Fraction THA-3 (3.3 g) was further subjected to Sephadex LH-20 (2.0 × 100 cm) elution with MeOH to furnish fractions THA-3A–3D. Fraction THA-3C was purified by semi-preparative HPLC (10 µm, 10 × 250 mm), eluting with MeOH-H2O (0–23 min: 18:82 to 45:55; v/v, 3 mL/min) and yielding compounds 1 (12.5 mg), 2 (26.8 mg), and 3 (14.5 mg).
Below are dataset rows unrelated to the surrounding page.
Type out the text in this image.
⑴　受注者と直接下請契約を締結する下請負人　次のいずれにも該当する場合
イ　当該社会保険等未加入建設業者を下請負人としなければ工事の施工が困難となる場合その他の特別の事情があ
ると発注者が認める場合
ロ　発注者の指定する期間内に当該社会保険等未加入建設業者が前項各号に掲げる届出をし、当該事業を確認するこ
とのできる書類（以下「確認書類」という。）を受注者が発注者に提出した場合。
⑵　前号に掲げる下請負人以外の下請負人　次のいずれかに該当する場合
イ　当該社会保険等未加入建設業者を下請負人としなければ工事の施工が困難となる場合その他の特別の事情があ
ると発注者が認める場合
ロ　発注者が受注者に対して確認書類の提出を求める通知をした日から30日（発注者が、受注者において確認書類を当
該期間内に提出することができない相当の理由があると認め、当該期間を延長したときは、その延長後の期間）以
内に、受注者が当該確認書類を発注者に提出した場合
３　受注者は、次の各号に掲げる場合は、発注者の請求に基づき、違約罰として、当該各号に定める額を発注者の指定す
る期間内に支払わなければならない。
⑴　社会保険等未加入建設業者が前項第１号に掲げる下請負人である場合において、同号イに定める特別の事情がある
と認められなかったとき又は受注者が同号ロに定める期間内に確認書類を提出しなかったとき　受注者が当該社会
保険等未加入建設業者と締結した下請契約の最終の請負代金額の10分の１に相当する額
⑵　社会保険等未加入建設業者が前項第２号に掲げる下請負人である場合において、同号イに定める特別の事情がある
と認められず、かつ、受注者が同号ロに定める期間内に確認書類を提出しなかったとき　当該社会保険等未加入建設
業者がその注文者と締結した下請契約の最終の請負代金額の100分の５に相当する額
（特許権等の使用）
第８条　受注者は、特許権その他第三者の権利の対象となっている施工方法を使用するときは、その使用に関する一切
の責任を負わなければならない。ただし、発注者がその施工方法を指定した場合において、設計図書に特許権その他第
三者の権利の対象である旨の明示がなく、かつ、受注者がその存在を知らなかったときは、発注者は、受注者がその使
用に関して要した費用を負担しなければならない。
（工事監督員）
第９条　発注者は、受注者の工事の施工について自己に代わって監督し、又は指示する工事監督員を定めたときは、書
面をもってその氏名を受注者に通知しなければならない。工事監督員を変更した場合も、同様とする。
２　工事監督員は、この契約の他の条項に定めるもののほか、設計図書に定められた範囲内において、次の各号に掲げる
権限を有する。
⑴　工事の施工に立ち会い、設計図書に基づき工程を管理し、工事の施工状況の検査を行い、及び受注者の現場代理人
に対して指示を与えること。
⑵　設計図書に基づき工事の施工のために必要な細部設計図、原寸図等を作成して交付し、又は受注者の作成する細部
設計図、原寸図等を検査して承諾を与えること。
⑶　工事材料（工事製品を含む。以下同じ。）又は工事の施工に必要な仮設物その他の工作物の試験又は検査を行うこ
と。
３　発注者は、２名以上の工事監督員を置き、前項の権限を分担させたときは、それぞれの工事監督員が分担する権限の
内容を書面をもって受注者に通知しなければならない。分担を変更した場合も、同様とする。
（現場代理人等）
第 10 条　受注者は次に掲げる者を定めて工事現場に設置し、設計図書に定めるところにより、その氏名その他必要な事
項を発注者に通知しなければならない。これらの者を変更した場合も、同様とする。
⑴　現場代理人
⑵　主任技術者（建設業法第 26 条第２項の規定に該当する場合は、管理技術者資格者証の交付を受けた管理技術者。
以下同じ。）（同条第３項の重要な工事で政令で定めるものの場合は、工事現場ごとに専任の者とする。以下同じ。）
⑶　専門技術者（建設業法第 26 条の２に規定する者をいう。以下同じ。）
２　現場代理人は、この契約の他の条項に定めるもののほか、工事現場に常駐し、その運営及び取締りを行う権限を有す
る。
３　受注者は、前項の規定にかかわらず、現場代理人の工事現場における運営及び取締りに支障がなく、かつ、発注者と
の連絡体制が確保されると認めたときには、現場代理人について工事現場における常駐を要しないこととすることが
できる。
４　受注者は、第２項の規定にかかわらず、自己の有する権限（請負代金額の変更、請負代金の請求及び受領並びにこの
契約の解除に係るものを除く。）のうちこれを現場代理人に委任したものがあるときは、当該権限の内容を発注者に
The THC fraction (6.57 g) was subjected to silica gel chromatography (4.0 × 26 cm) using CHCl3-MeOH (100:1 to 2:1, v/v) for elution to yield six fractions THC-1–6 according to their TLC profiles. THC-6 (1.2 g) was further subjected to Sephadex LH-20 (2.0 × 100 cm) elution with MeOH to furnish fractions THC-6A–6G. THC-6D was purified by semi-preparative HPLC (10 µm, 10 × 250 mm), eluting with an isocratic elution of MeOH-H2O (34:66; v/v, 3 mL/min) yielding compounds 4 (8.5 mg) and 6 (9.8 mg). THC-6F was purified by semi-preparative HPLC (10 µm, 10 × 250 mm), eluting with an isocratic elution of MeOH-H2O(35:65; v/v, 3 mL/min) yielding compounds 5 (13.5 mg) and 7 (14.6 mg) (Figure 3).

Figure 3

The procedure for the extraction and isolation of compounds from Ch. coronarium L.

5. Conclusions

Caffeoylquinic acids (CQAs) were the major phenolic constituents present in the aerial parts of Ch. coronarium L. Seven CQAs including three mono-CQAs and four di-CQAs were isolated from this plant. They were 3-O-caffeoylquinic acid (1), 5-O-caffeoylquinic acid (2), 4-O-caffeoylquinic acid (3), 3,4-di-O-caffeoylquinic acid (4), 1,5-di-O-caffeoylquinic acid (5), 3,5-di-O-caffeoylquinic acid (6), and 4,5-di-O-caffeoylquinic acid (7), respectively. All of the isolates except for 2 and 6 were isolated from this species for the first time. Moreover, compounds 3–5, and 7 were identified from the Chrysanthemum genus for the first time.